Co-founder of Global Relief Foundation

Rabih Haddad is the Executive Director of the Global Anti-Aggression Campaign (GAAC). He also co-founded the Global Relief Foundation (GRF), an Illinois-based charity.

==Life==
===Early life===
Rabih Haddad was born into a largely Christian family in Lebanon not long before the Lebanese civil war.

===Education===
He began his studies at the American University of Beirut but moved to the United States when his parents feared for his safety during the Lebanese civil war.

===Religious conversion and spiritual journey===
Rabih's father was Presbyterian and his mother was Greek Orthodox, but Rabih was never baptized, as his parents wanted him and his brothers to be able to choose their own religion once they were old enough. As a teenager, Rabih started attending a Baptist church in Lebanon with his grandfather. He began to question how Christ could be a prophet and son of God.
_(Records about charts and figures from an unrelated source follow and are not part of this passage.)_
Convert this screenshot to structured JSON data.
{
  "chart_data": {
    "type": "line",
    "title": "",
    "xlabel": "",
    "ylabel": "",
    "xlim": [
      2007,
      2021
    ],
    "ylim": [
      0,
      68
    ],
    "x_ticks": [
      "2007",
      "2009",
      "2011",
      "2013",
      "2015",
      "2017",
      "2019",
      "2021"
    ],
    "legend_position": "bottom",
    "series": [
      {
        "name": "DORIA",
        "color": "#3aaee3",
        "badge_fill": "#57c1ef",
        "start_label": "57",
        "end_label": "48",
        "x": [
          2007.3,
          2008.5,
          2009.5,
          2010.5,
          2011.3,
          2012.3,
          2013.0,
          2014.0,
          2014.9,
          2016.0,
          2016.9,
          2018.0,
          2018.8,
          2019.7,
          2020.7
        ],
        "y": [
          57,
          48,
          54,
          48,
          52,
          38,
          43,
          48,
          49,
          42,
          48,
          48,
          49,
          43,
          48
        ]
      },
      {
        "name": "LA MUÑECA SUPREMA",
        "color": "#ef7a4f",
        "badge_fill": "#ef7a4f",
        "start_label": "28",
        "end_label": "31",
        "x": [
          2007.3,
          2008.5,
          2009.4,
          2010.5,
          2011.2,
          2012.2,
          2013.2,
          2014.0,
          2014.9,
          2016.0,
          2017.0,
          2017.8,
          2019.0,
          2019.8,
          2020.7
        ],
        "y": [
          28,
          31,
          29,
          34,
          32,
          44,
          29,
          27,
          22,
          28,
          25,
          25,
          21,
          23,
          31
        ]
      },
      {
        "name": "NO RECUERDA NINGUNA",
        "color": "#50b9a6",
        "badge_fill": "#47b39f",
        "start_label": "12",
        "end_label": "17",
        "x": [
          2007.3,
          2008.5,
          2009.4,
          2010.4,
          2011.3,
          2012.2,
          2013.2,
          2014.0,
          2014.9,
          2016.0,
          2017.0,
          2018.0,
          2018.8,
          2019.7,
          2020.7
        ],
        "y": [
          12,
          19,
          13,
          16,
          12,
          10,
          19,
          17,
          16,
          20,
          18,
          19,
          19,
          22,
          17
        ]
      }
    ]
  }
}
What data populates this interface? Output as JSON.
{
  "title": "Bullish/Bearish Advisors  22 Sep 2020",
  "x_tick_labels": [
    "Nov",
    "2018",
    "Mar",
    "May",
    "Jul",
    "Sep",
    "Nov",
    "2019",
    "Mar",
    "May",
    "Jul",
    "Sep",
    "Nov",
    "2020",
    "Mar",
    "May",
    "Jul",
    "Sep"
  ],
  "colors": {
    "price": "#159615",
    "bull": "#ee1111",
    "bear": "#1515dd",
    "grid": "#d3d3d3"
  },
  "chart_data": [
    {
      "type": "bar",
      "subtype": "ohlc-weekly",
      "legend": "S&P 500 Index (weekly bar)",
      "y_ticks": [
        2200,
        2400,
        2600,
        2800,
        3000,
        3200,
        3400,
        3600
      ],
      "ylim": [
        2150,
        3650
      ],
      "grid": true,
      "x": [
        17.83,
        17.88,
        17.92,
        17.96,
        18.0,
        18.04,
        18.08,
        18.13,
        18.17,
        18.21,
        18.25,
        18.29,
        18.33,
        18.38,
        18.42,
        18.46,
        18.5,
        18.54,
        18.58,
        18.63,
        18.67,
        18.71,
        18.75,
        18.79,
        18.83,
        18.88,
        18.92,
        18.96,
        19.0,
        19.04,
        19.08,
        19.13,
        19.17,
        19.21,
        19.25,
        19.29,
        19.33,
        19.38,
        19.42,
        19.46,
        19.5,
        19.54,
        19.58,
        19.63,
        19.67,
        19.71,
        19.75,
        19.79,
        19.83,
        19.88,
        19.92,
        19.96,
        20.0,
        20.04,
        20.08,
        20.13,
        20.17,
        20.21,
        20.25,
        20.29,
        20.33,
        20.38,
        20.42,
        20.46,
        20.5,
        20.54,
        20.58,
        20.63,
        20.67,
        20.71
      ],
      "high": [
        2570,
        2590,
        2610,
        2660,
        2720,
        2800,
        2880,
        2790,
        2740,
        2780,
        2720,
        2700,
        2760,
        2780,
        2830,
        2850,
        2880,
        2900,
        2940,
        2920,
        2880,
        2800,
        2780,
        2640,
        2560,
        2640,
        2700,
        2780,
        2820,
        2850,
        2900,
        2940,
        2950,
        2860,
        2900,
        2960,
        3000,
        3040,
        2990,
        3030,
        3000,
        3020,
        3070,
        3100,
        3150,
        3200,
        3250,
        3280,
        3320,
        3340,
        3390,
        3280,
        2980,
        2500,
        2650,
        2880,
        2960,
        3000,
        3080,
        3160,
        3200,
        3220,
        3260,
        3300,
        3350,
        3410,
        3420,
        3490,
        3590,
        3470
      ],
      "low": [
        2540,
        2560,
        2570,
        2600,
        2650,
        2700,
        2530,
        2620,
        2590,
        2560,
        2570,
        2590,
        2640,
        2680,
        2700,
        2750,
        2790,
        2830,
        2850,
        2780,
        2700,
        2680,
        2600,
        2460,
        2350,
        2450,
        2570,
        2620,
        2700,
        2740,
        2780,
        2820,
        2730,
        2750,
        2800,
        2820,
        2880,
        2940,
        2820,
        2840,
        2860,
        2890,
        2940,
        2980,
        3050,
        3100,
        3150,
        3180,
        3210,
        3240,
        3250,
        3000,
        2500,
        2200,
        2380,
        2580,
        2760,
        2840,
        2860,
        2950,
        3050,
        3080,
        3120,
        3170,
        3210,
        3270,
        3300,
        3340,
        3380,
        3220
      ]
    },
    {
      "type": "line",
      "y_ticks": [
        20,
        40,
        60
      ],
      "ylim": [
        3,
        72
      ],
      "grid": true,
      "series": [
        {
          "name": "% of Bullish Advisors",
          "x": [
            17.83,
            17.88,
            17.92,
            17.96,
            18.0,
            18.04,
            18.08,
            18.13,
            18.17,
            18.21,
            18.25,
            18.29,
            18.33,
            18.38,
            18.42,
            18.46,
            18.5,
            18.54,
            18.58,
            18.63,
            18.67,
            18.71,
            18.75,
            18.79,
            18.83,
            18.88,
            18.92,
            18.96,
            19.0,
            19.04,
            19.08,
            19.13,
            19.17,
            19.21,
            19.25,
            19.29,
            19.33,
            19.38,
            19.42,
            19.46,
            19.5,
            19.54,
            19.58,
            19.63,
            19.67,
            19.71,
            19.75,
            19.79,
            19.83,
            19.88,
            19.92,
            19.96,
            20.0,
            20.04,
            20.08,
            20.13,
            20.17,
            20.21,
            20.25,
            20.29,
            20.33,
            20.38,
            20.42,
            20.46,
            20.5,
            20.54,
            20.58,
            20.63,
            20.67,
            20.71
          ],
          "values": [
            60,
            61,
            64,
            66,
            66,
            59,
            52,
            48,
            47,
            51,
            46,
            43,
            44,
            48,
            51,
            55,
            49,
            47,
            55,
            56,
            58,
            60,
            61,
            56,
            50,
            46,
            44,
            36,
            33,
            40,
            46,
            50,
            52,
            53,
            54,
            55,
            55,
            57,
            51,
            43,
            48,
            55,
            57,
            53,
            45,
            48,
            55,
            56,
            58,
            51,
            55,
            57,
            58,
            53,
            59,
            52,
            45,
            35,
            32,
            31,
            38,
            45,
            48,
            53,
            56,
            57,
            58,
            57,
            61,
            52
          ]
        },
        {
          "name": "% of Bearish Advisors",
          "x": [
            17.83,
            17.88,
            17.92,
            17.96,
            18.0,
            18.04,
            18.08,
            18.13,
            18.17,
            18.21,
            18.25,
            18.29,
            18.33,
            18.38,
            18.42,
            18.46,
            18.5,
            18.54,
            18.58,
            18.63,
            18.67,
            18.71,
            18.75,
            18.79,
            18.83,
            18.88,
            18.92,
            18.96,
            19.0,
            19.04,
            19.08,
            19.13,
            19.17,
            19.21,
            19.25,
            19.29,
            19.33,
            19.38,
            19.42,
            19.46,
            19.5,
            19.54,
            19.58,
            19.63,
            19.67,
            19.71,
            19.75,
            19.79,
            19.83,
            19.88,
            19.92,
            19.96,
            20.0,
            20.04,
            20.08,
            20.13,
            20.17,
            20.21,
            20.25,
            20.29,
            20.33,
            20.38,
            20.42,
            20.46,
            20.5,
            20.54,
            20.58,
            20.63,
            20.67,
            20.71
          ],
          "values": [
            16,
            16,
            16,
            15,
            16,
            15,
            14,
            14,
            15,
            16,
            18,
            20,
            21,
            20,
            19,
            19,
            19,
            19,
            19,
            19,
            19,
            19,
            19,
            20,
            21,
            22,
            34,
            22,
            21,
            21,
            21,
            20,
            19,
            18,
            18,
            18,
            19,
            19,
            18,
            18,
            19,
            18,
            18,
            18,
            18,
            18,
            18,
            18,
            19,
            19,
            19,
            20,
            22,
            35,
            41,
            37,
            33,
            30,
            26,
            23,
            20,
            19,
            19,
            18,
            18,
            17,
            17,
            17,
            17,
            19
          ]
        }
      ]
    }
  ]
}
When he was 17, he was introduced to Buddhism by a friend. His curiosity about Buddhism did not last long and at 18 he became interested in Islam. He converted to Islam at age 19, shortly after meeting his wife al-Rushaid, who was a Muslim. For a while he did not practice Islam despite having converted, but once he moved to the U.S. he began to attend Friday prayers.

===Family life===
He married al-Rushaid in 1987 in Ohio, where she had been studying. Between 1988 and 1992 the couple split time between Pakistan and Kuwait. In 1993, they moved from Kuwait to Chicago, where the Global Relief Foundation had already been established. In 1996, they moved back to Kuwait before returning to the United States in 1998. By 1999 they moved to Ann Arbor where Haddad continued to work for GLF.
They have children, Sana, Sami, and Rami, and currently live in Lebanon.

Haddad also served as a fundraiser for the Ann Arbor chapter of the Council on American-Islamic Relations (CAIR). While living in Ann Arbor he also served as an imam at the Islamic Center in Ann Arbor where he also taught school and gave lectures.
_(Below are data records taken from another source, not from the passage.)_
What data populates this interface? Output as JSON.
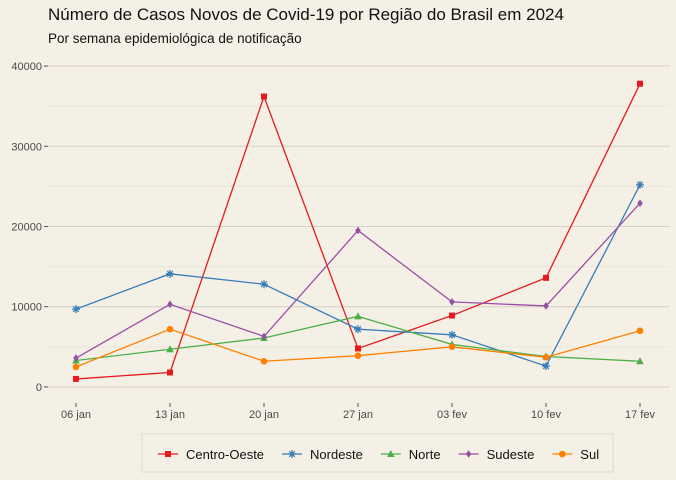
{
  "chart_data": {
    "type": "line",
    "title": "Número de Casos Novos de Covid-19 por Região do Brasil em 2024",
    "subtitle": "Por semana epidemiológica de notificação",
    "xlabel": "",
    "ylabel": "",
    "categories": [
      "06 jan",
      "13 jan",
      "20 jan",
      "27 jan",
      "03 fev",
      "10 fev",
      "17 fev"
    ],
    "yticks": [
      "0",
      "10000",
      "20000",
      "30000",
      "40000"
    ],
    "ylim": [
      -2000,
      41500
    ],
    "grid": true,
    "legend_position": "bottom",
    "series": [
      {
        "name": "Centro-Oeste",
        "color": "#e41a1c",
        "marker": "square",
        "values": [
          1000,
          1800,
          36200,
          4800,
          8900,
          13600,
          37800
        ]
      },
      {
        "name": "Nordeste",
        "color": "#377eb8",
        "marker": "asterisk",
        "values": [
          9700,
          14100,
          12800,
          7200,
          6500,
          2600,
          25200
        ]
      },
      {
        "name": "Norte",
        "color": "#4daf4a",
        "marker": "triangle",
        "values": [
          3300,
          4700,
          6100,
          8800,
          5300,
          3800,
          3200
        ]
      },
      {
        "name": "Sudeste",
        "color": "#984ea3",
        "marker": "diamond",
        "values": [
          3600,
          10300,
          6300,
          19500,
          10600,
          10100,
          22900
        ]
      },
      {
        "name": "Sul",
        "color": "#ff7f00",
        "marker": "circle",
        "values": [
          2500,
          7200,
          3200,
          3900,
          5000,
          3700,
          7000
        ]
      }
    ]
  }
}
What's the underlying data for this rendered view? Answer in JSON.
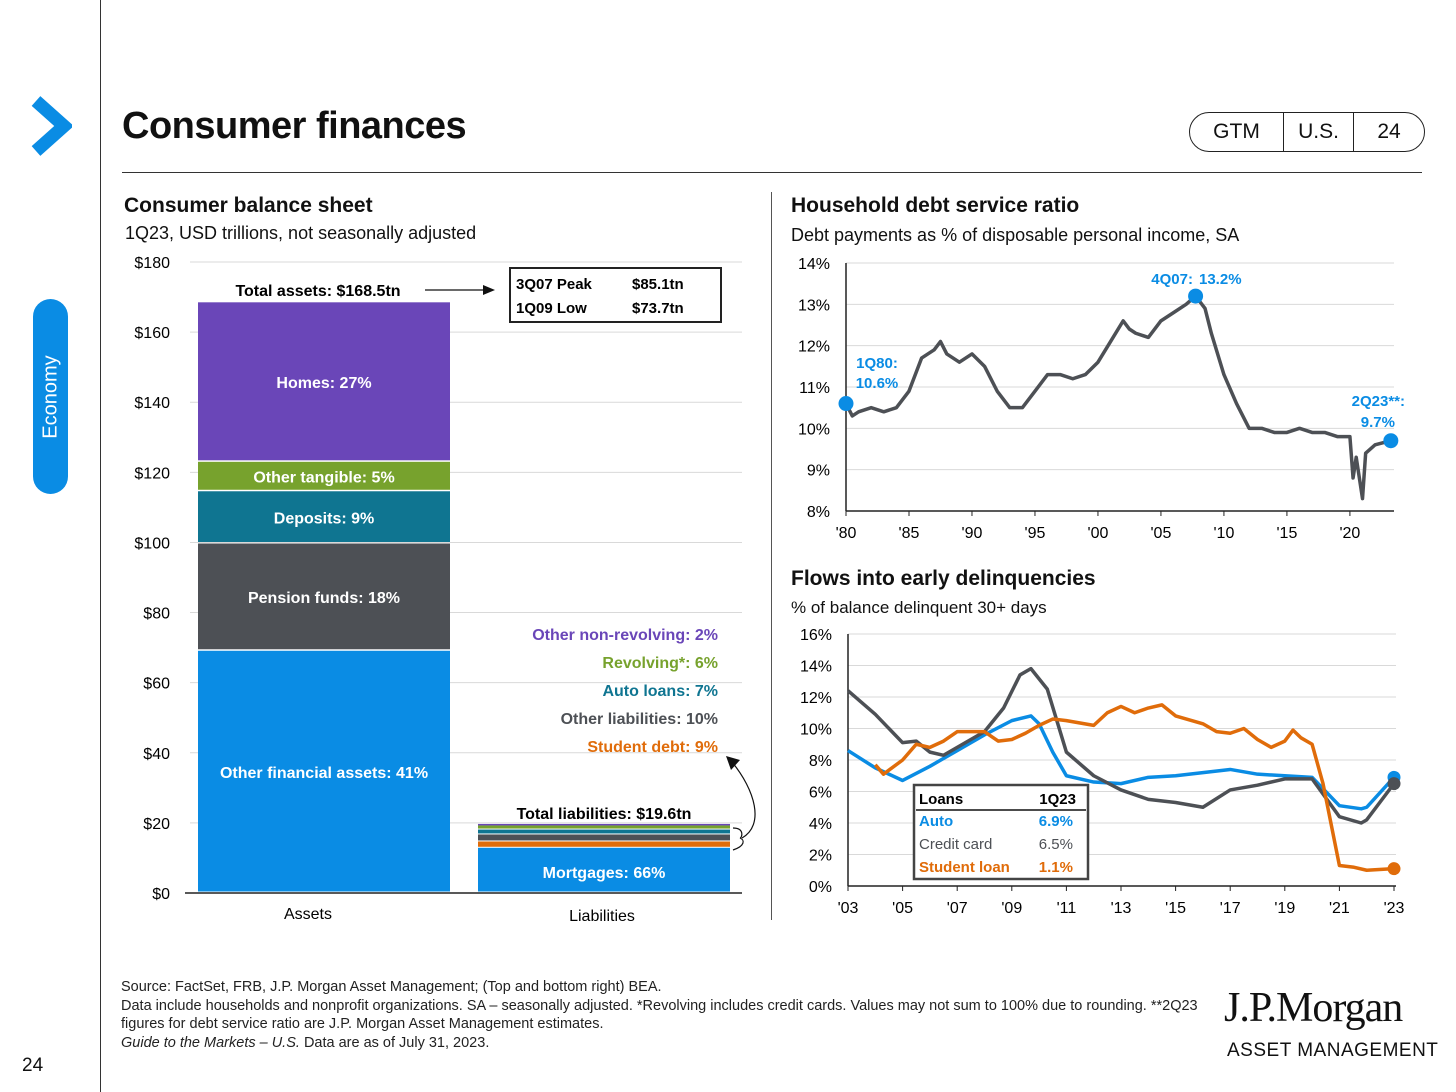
{
  "sidebar": {
    "section": "Economy",
    "page_number": "24"
  },
  "header": {
    "title": "Consumer finances",
    "badge": [
      "GTM",
      "U.S.",
      "24"
    ]
  },
  "colors": {
    "blue": "#0a8ce4",
    "gray": "#4d5055",
    "orange": "#e06c0a",
    "teal": "#0f7591",
    "green": "#77a22d",
    "purple": "#6a46b8"
  },
  "footer": {
    "source": "Source: FactSet, FRB, J.P. Morgan Asset Management; (Top and bottom right) BEA.",
    "note1": "Data include households and nonprofit organizations. SA – seasonally adjusted. *Revolving includes credit cards. Values may not sum to 100% due to rounding. **2Q23 figures for debt service ratio are J.P. Morgan Asset Management estimates.",
    "guide_title": "Guide to the Markets – U.S.",
    "asof": " Data are as of July 31, 2023."
  },
  "logo": {
    "name": "J.P.Morgan",
    "sub": "ASSET MANAGEMENT"
  },
  "chart_data": [
    {
      "type": "bar",
      "title": "Consumer balance sheet",
      "subtitle": "1Q23, USD trillions, not seasonally adjusted",
      "categories": [
        "Assets",
        "Liabilities"
      ],
      "ylim": [
        0,
        180
      ],
      "yticks": [
        "$0",
        "$20",
        "$40",
        "$60",
        "$80",
        "$100",
        "$120",
        "$140",
        "$160",
        "$180"
      ],
      "assets": [
        {
          "label": "Other financial assets: 41%",
          "value": 69.1,
          "color": "#0a8ce4"
        },
        {
          "label": "Pension funds: 18%",
          "value": 30.6,
          "color": "#4d5055"
        },
        {
          "label": "Deposits: 9%",
          "value": 14.9,
          "color": "#0f7591"
        },
        {
          "label": "Other tangible: 5%",
          "value": 8.4,
          "color": "#77a22d"
        },
        {
          "label": "Homes: 27%",
          "value": 45.5,
          "color": "#6a46b8"
        }
      ],
      "liabilities": [
        {
          "label": "Mortgages: 66%",
          "value": 12.9,
          "color": "#0a8ce4"
        },
        {
          "label": "Student debt: 9%",
          "value": 1.8,
          "color": "#e06c0a"
        },
        {
          "label": "Other liabilities: 10%",
          "value": 2.0,
          "color": "#4d5055"
        },
        {
          "label": "Auto loans: 7%",
          "value": 1.4,
          "color": "#0f7591"
        },
        {
          "label": "Revolving*: 6%",
          "value": 1.2,
          "color": "#77a22d"
        },
        {
          "label": "Other non-revolving: 2%",
          "value": 0.4,
          "color": "#6a46b8"
        }
      ],
      "annotations": {
        "total_assets": "Total assets: $168.5tn",
        "total_liabilities": "Total liabilities: $19.6tn",
        "peak_label": "3Q07 Peak",
        "peak_value": "$85.1tn",
        "low_label": "1Q09 Low",
        "low_value": "$73.7tn"
      }
    },
    {
      "type": "line",
      "title": "Household debt service ratio",
      "subtitle": "Debt payments as % of disposable personal income, SA",
      "ylim": [
        8,
        14
      ],
      "yticks": [
        "8%",
        "9%",
        "10%",
        "11%",
        "12%",
        "13%",
        "14%"
      ],
      "xlim": [
        1980,
        2023.5
      ],
      "xticks": [
        [
          1980,
          "'80"
        ],
        [
          1985,
          "'85"
        ],
        [
          1990,
          "'90"
        ],
        [
          1995,
          "'95"
        ],
        [
          2000,
          "'00"
        ],
        [
          2005,
          "'05"
        ],
        [
          2010,
          "'10"
        ],
        [
          2015,
          "'15"
        ],
        [
          2020,
          "'20"
        ]
      ],
      "series": [
        {
          "name": "Debt service ratio",
          "color": "#4d5055",
          "points": [
            [
              1980,
              10.6
            ],
            [
              1980.5,
              10.3
            ],
            [
              1981,
              10.4
            ],
            [
              1982,
              10.5
            ],
            [
              1983,
              10.4
            ],
            [
              1984,
              10.5
            ],
            [
              1985,
              10.9
            ],
            [
              1986,
              11.7
            ],
            [
              1987,
              11.9
            ],
            [
              1987.5,
              12.1
            ],
            [
              1988,
              11.8
            ],
            [
              1989,
              11.6
            ],
            [
              1990,
              11.8
            ],
            [
              1991,
              11.5
            ],
            [
              1992,
              10.9
            ],
            [
              1993,
              10.5
            ],
            [
              1994,
              10.5
            ],
            [
              1995,
              10.9
            ],
            [
              1996,
              11.3
            ],
            [
              1997,
              11.3
            ],
            [
              1998,
              11.2
            ],
            [
              1999,
              11.3
            ],
            [
              2000,
              11.6
            ],
            [
              2001,
              12.1
            ],
            [
              2002,
              12.6
            ],
            [
              2002.5,
              12.4
            ],
            [
              2003,
              12.3
            ],
            [
              2004,
              12.2
            ],
            [
              2005,
              12.6
            ],
            [
              2006,
              12.8
            ],
            [
              2007,
              13.0
            ],
            [
              2007.75,
              13.2
            ],
            [
              2008.5,
              12.9
            ],
            [
              2009,
              12.3
            ],
            [
              2010,
              11.3
            ],
            [
              2011,
              10.6
            ],
            [
              2012,
              10.0
            ],
            [
              2013,
              10.0
            ],
            [
              2014,
              9.9
            ],
            [
              2015,
              9.9
            ],
            [
              2016,
              10.0
            ],
            [
              2017,
              9.9
            ],
            [
              2018,
              9.9
            ],
            [
              2019,
              9.8
            ],
            [
              2020,
              9.8
            ],
            [
              2020.25,
              8.8
            ],
            [
              2020.5,
              9.3
            ],
            [
              2021,
              8.3
            ],
            [
              2021.25,
              9.4
            ],
            [
              2022,
              9.6
            ],
            [
              2023.25,
              9.7
            ]
          ]
        }
      ],
      "markers": [
        {
          "x": 1980,
          "y": 10.6,
          "label": "1Q80:",
          "value": "10.6%"
        },
        {
          "x": 2007.75,
          "y": 13.2,
          "label": "4Q07:",
          "value": "13.2%"
        },
        {
          "x": 2023.25,
          "y": 9.7,
          "label": "2Q23**:",
          "value": "9.7%"
        }
      ]
    },
    {
      "type": "line",
      "title": "Flows into early delinquencies",
      "subtitle": "% of balance delinquent 30+ days",
      "ylim": [
        0,
        16
      ],
      "yticks": [
        "0%",
        "2%",
        "4%",
        "6%",
        "8%",
        "10%",
        "12%",
        "14%",
        "16%"
      ],
      "xlim": [
        2003,
        2023
      ],
      "xticks": [
        [
          2003,
          "'03"
        ],
        [
          2005,
          "'05"
        ],
        [
          2007,
          "'07"
        ],
        [
          2009,
          "'09"
        ],
        [
          2011,
          "'11"
        ],
        [
          2013,
          "'13"
        ],
        [
          2015,
          "'15"
        ],
        [
          2017,
          "'17"
        ],
        [
          2019,
          "'19"
        ],
        [
          2021,
          "'21"
        ],
        [
          2023,
          "'23"
        ]
      ],
      "legend": {
        "header": [
          "Loans",
          "1Q23"
        ],
        "placement": "bottom-left"
      },
      "series": [
        {
          "name": "Auto",
          "value": "6.9%",
          "color": "#0a8ce4",
          "points": [
            [
              2003,
              8.6
            ],
            [
              2004,
              7.5
            ],
            [
              2005,
              6.7
            ],
            [
              2006,
              7.6
            ],
            [
              2007,
              8.6
            ],
            [
              2008,
              9.6
            ],
            [
              2009,
              10.5
            ],
            [
              2009.7,
              10.8
            ],
            [
              2010,
              10.3
            ],
            [
              2010.5,
              8.5
            ],
            [
              2011,
              7.0
            ],
            [
              2012,
              6.6
            ],
            [
              2013,
              6.5
            ],
            [
              2014,
              6.9
            ],
            [
              2015,
              7.0
            ],
            [
              2016,
              7.2
            ],
            [
              2017,
              7.4
            ],
            [
              2018,
              7.1
            ],
            [
              2019,
              7.0
            ],
            [
              2020,
              6.9
            ],
            [
              2021,
              5.1
            ],
            [
              2021.8,
              4.9
            ],
            [
              2022,
              5.0
            ],
            [
              2023,
              6.9
            ]
          ]
        },
        {
          "name": "Credit card",
          "value": "6.5%",
          "color": "#4d5055",
          "points": [
            [
              2003,
              12.4
            ],
            [
              2004,
              10.9
            ],
            [
              2005,
              9.1
            ],
            [
              2005.5,
              9.2
            ],
            [
              2006,
              8.5
            ],
            [
              2006.5,
              8.3
            ],
            [
              2007,
              8.8
            ],
            [
              2008,
              9.8
            ],
            [
              2008.7,
              11.3
            ],
            [
              2009.3,
              13.4
            ],
            [
              2009.7,
              13.8
            ],
            [
              2010.3,
              12.5
            ],
            [
              2011,
              8.5
            ],
            [
              2012,
              7.0
            ],
            [
              2013,
              6.1
            ],
            [
              2014,
              5.5
            ],
            [
              2015,
              5.3
            ],
            [
              2016,
              5.0
            ],
            [
              2017,
              6.1
            ],
            [
              2018,
              6.4
            ],
            [
              2019,
              6.8
            ],
            [
              2020,
              6.8
            ],
            [
              2021,
              4.4
            ],
            [
              2021.8,
              4.0
            ],
            [
              2022,
              4.2
            ],
            [
              2023,
              6.5
            ]
          ]
        },
        {
          "name": "Student loan",
          "value": "1.1%",
          "color": "#e06c0a",
          "points": [
            [
              2004,
              7.7
            ],
            [
              2004.3,
              7.1
            ],
            [
              2005,
              8.0
            ],
            [
              2005.5,
              9.0
            ],
            [
              2006,
              8.8
            ],
            [
              2006.5,
              9.2
            ],
            [
              2007,
              9.8
            ],
            [
              2008,
              9.8
            ],
            [
              2008.5,
              9.2
            ],
            [
              2009,
              9.3
            ],
            [
              2009.5,
              9.7
            ],
            [
              2010,
              10.2
            ],
            [
              2010.5,
              10.6
            ],
            [
              2011,
              10.5
            ],
            [
              2012,
              10.2
            ],
            [
              2012.5,
              11.0
            ],
            [
              2013,
              11.4
            ],
            [
              2013.5,
              11.0
            ],
            [
              2014,
              11.3
            ],
            [
              2014.5,
              11.5
            ],
            [
              2015,
              10.8
            ],
            [
              2016,
              10.3
            ],
            [
              2016.5,
              9.8
            ],
            [
              2017,
              9.7
            ],
            [
              2017.5,
              10.0
            ],
            [
              2018,
              9.3
            ],
            [
              2018.5,
              8.8
            ],
            [
              2019,
              9.2
            ],
            [
              2019.3,
              9.9
            ],
            [
              2019.6,
              9.4
            ],
            [
              2020,
              9.0
            ],
            [
              2020.4,
              6.5
            ],
            [
              2021,
              1.3
            ],
            [
              2021.5,
              1.2
            ],
            [
              2022,
              1.0
            ],
            [
              2023,
              1.1
            ]
          ]
        }
      ]
    }
  ]
}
==Global Relief Foundation==
Global Relief Foundation, also known as Fondation Secours Mondial (FSM), was started in 1992 as a non-profit charitable organization, and became the largest Islamic charity in the United States.

Rabih Haddad served as GRF's president throughout the 1990s and 2000.

==Detroit Free Press v. Ashcroft==
In January 2002, several news organizations, the American Civil Liberties Union, and U.S. Representative John Conyers (D-Detroit) sued Attorney General John Ashcroft, Immigration Judge Elizabeth Hacker, and Michael Creppy, who was the nation's chief immigration judge. They demanded that the hearings be opened and the records be made public. This suit was initiated due to Rabih Haddad's closed hearings. Haddad and his attorney later also filed a lawsuit demanding that his hearings be open to the public.

In April 2002 U.S. District Court Judge ruled that his hearings must be opened but the Justice Department appealed the decision. His hearings were then opened and he was granted a new bond hearing with a new judge.

==Global Anti-Aggression Campaign==
The Global Anti-Aggression Campaign (GAAC) was started in Qatar by Dr. Abd al-Rahman al-Nuaimi, a founding member of the Sheikh Eid Organization. It was formed in 2003 to create an Islamist network that campaigns against Western imperialism in the Muslim world. The campaign organizes yearly conferences. Rabih Haddad serves as the group's Lebanese chief, who was appointed by the Sheikh Eid Organization to optimize the Salafi activities of the group. Rabih Haddad currently serves on the board of trustees. Nuaimi also currently still serves on the Board of Trustees of GAAC.